Никто не стал утруждать себя и ломать голову над загадочными словами газетчика, и его собственный сын повел всех дальше, на крышу пятого дома, поскольку Кинтана был занят – нашептывал что-то на ухо Офелии.
– Это он напевает ей песенку из кинокартины.
– «Дым ест глаза».
Сказал Кинтана и дохнул Офелии в глаза, Магда сделала вид, будто у нее кружится голова, чтобы опереться на Андреса, но Юнг протянул ей руку и выдернул ее почти на метр вверх, на крышу пятого дома. Магда первой увидела покатую крышу, спускающуюся к водостокам, потрескавшиеся воронки водосточных труб, а в самом конце ската – двухслойную голубятню: низ из кирпича, а верх – из разнокалиберных серых дощечек, за которыми голуби обманчиво выглядели застывшими каменными птицами. Под навесом, широко расставив ноги, сжимая в руках винтовку, стоял точно зверь-обитатель крыш, каким он, собственно, и был, – Флореаль Роура, в соломенной шляпе, нависавшей над темным дубленым лицом и низко заросшим лбом, усы и борода его были сальными и сизыми от никотина:
– Не двигаться! Вы арестованы!
– Это мы, Флореаль. Я – Энрике, газетчик.

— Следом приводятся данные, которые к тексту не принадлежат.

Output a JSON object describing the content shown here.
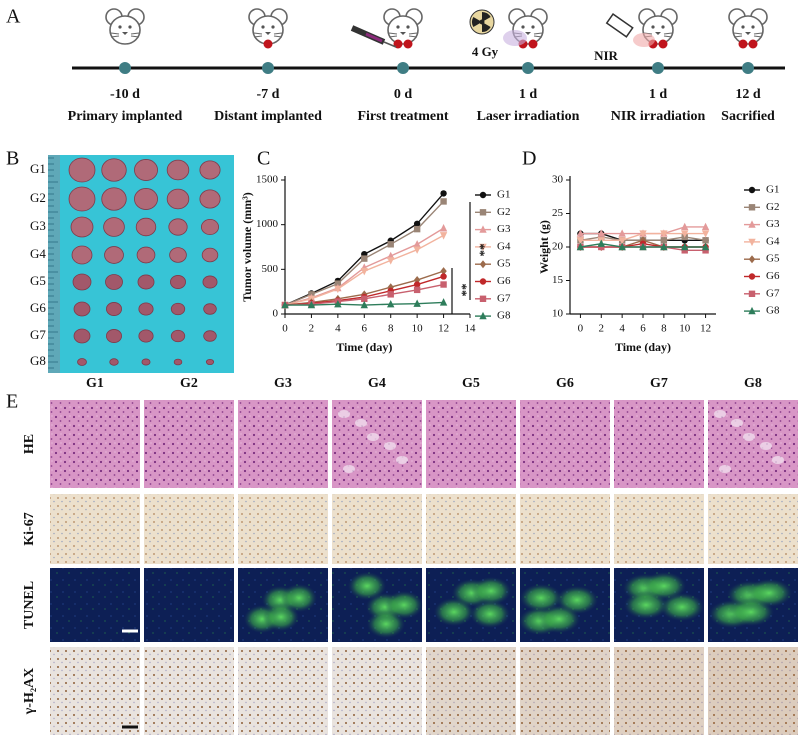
{
  "panel_labels": [
    "A",
    "B",
    "C",
    "D",
    "E"
  ],
  "timeline": [
    {
      "day": "-10 d",
      "event": "Primary implanted"
    },
    {
      "day": "-7 d",
      "event": "Distant implanted"
    },
    {
      "day": "0 d",
      "event": "First treatment"
    },
    {
      "day": "1 d",
      "event": "Laser irradiation"
    },
    {
      "day": "1 d",
      "event": "NIR irradiation"
    },
    {
      "day": "12 d",
      "event": "Sacrified"
    }
  ],
  "timeline_notes": {
    "dose": "4 Gy",
    "light": "NIR"
  },
  "photo_rows": [
    "G1",
    "G2",
    "G3",
    "G4",
    "G5",
    "G6",
    "G7",
    "G8"
  ],
  "chart_data": [
    {
      "type": "line",
      "xlabel": "Time (day)",
      "ylabel": "Tumor volume (mm³)",
      "x": [
        0,
        2,
        4,
        6,
        8,
        10,
        12
      ],
      "xlim": [
        0,
        14
      ],
      "xticks": [
        0,
        2,
        4,
        6,
        8,
        10,
        12,
        14
      ],
      "ylim": [
        0,
        1500
      ],
      "yticks": [
        0,
        500,
        1000,
        1500
      ],
      "annotations": [
        "**",
        "**"
      ],
      "series": [
        {
          "name": "G1",
          "color": "#111111",
          "marker": "circle",
          "values": [
            100,
            230,
            370,
            670,
            820,
            1010,
            1350
          ]
        },
        {
          "name": "G2",
          "color": "#9a8576",
          "marker": "square",
          "values": [
            100,
            220,
            340,
            620,
            780,
            950,
            1260
          ]
        },
        {
          "name": "G3",
          "color": "#e39a9a",
          "marker": "triangle-up",
          "values": [
            100,
            180,
            290,
            520,
            650,
            780,
            960
          ]
        },
        {
          "name": "G4",
          "color": "#f2b39e",
          "marker": "triangle-down",
          "values": [
            100,
            170,
            280,
            480,
            600,
            720,
            880
          ]
        },
        {
          "name": "G5",
          "color": "#9c6b4c",
          "marker": "diamond",
          "values": [
            100,
            130,
            170,
            220,
            300,
            380,
            480
          ]
        },
        {
          "name": "G6",
          "color": "#c0282a",
          "marker": "circle",
          "values": [
            100,
            120,
            150,
            190,
            260,
            330,
            420
          ]
        },
        {
          "name": "G7",
          "color": "#c8606e",
          "marker": "square",
          "values": [
            100,
            110,
            140,
            170,
            220,
            270,
            330
          ]
        },
        {
          "name": "G8",
          "color": "#2e7d5b",
          "marker": "triangle-up",
          "values": [
            100,
            100,
            110,
            100,
            110,
            115,
            130
          ]
        }
      ]
    },
    {
      "type": "line",
      "xlabel": "Time (day)",
      "ylabel": "Weight (g)",
      "x": [
        0,
        2,
        4,
        6,
        8,
        10,
        12
      ],
      "xlim": [
        -1,
        13
      ],
      "xticks": [
        0,
        2,
        4,
        6,
        8,
        10,
        12
      ],
      "ylim": [
        10,
        30
      ],
      "yticks": [
        10,
        15,
        20,
        25,
        30
      ],
      "series": [
        {
          "name": "G1",
          "color": "#111111",
          "marker": "circle",
          "values": [
            22,
            22,
            21,
            21,
            21,
            21,
            21
          ]
        },
        {
          "name": "G2",
          "color": "#9a8576",
          "marker": "square",
          "values": [
            21,
            21.5,
            21,
            21,
            21,
            21.5,
            21
          ]
        },
        {
          "name": "G3",
          "color": "#e39a9a",
          "marker": "triangle-up",
          "values": [
            22,
            22,
            22,
            22,
            22,
            23,
            23
          ]
        },
        {
          "name": "G4",
          "color": "#f2b39e",
          "marker": "triangle-down",
          "values": [
            21,
            21,
            21,
            22,
            22,
            22,
            22
          ]
        },
        {
          "name": "G5",
          "color": "#9c6b4c",
          "marker": "diamond",
          "values": [
            20,
            20,
            20,
            21,
            20,
            20,
            20
          ]
        },
        {
          "name": "G6",
          "color": "#c0282a",
          "marker": "circle",
          "values": [
            20,
            20,
            20,
            20.5,
            20,
            20,
            20
          ]
        },
        {
          "name": "G7",
          "color": "#c8606e",
          "marker": "square",
          "values": [
            20,
            20,
            20,
            20,
            20,
            19.5,
            19.5
          ]
        },
        {
          "name": "G8",
          "color": "#2e7d5b",
          "marker": "triangle-up",
          "values": [
            20,
            20.5,
            20,
            20,
            20,
            20,
            20
          ]
        }
      ]
    }
  ],
  "histology": {
    "columns": [
      "G1",
      "G2",
      "G3",
      "G4",
      "G5",
      "G6",
      "G7",
      "G8"
    ],
    "rows": [
      "HE",
      "Ki-67",
      "TUNEL",
      "γ-H₂AX"
    ]
  }
}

– Какого черта вы тут забыли? Ключи от дома потеряли?
– Ребята хотели доказать, что по крышам можно добраться до площади Падро.
– До нее рукой подать. Я иногда дохожу до нее, посмотреть, как Мальвалока описывает круги над фонтаном, где стояла статуя святой Эулалии, которую красные свалили.
– И теперь ее поставят на место.
– И Мальвалока запутается, она привыкла: покружит, покружит и сядет на пустой пьедестал. Будто нарочно для нее подставка. Сидит, наверное, и чувствует себя королевой площади Падро. Прощенья прошу за винтовку. Она пластмассовая, стреляет только пинг-понговыми шариками. Беда, да и только, все хотят украсть голубей и съесть. Я слышу, как по ночам кричат: Флореаль! Я сготовлю паэлью из твоих голубей! Флореаль! Вокруг одни дикари! Война все поганит, а пуще всего – человеческие чувства. До войны у людей чувства лучше были. Теперь их у людей и вовсе не осталось – ни хороших, ни плохих. Нету – и точка. Такие дела.
Послышалось козье блеянье.
– Не похоже на голубей, – заметил Кинтана.
– А это не голуби. Это коза. Я держу тут козу Хоакина, молочника с улицы Сера, он уехал жить в Монкада-и-Рейшак. Пока он подыскивает себе дом побольше, чтобы держать коз и коров, я пасу эту, она у него одна осталась. Арагонская коза. Он привез ее на поезде, в деревянном чемодане, когда она была еще маленькой, тоскует, бедняга. Не знаю, заберет он ее или нет. Сдается, жена молочника и невестка эту козу терпеть не могут. У меня тут и другие животные есть. Певица из первого дома привела мне свою собачонку, чтобы я вывел ей блох и расчесал шерсть как следует. Мать у нее старенькая, к тому же аллергией мучается.